Did Berry Gordy put a hit out on Neil Bogart because Casablanca lured The Isley Brothers and Gladys Knight from Motown Records?

“I’ve been advised never to say (those words),” Tim Bogart says with a laugh.

But, from his extensive interviews, Bogart learned, as depicted in the film, there was a convention in Miami where Bill Withers – whom Motown wanted, but Bogart signed – was performing.

While in the movie, Bogart and his crew are held at gunpoint in an alley and threatened for taking Black artists from Motown, the reality didn’t include weapons being brandished.

Before the Miami convention, Bogart’s friend and Casablanca co-founder, Cecil Holmes (Jay Pharoah), received a phone call warning to get Bogart out of Miami immediately, otherwise he would be killed that night.

Holmes and Bogart complied.

“Can we draw a direct line to Berry?” Tim Bogart asks. “It seemed quite clear where the message was coming from, but I don’t know if Berry personally did it.”

A few years later, Bogart and Berry put their competitive instincts aside and became good friends.

Grammy-award winner Ledisi portrays Gladys Knight in "Spinning Gold," the story of Neil Bogart (played by Jeremy Jordan) and Casablanca Records.

Did Neil Bogart aid Gladys Knight with renaming ‘Midnight Train to Georgia’?

The classic soul song, written by Jim Weatherly (and inspired by the long-distance romance between actors Lee Majors and Farrah Fawcett) was originally titled “Midnight Plane to Houston.”

In the film, Bogart sits with Knight at a piano as she frets over tweaking the wording to more accurately reflect her Atlanta roots, and eventually hits on the “midnight train to Georgia” phrase.

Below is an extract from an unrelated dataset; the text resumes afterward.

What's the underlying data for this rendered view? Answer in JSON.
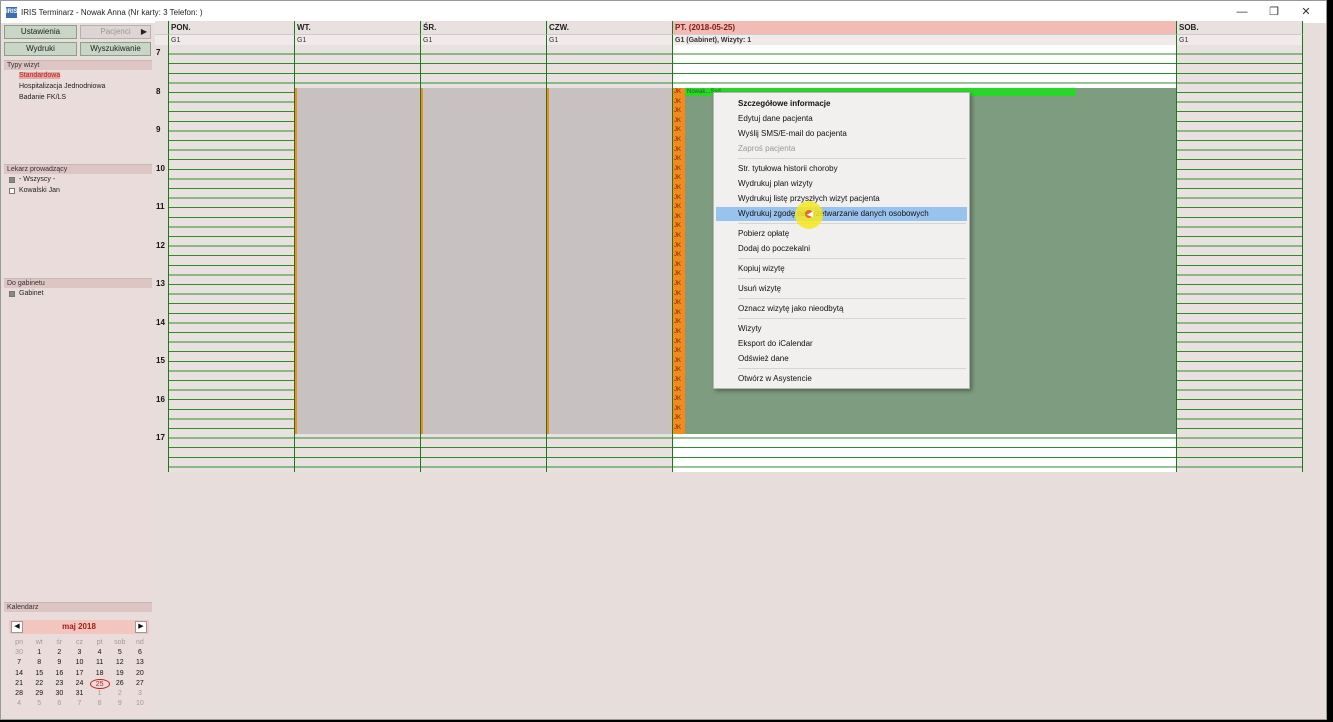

But it still isn’t clear if Knight modified the title or if it was changed by an Atlanta producer who had talked about cutting the song with Cissy Houston.

Tim Bogart included a scene of his father and Knight together to convey the type of relationship he had with the artists on the Casablanca roster.

“He wasn’t just an executive. He was a producer and a writer and an artist,” Bogart says. “You see how deeply he worked with artists on the crafting of the songs.”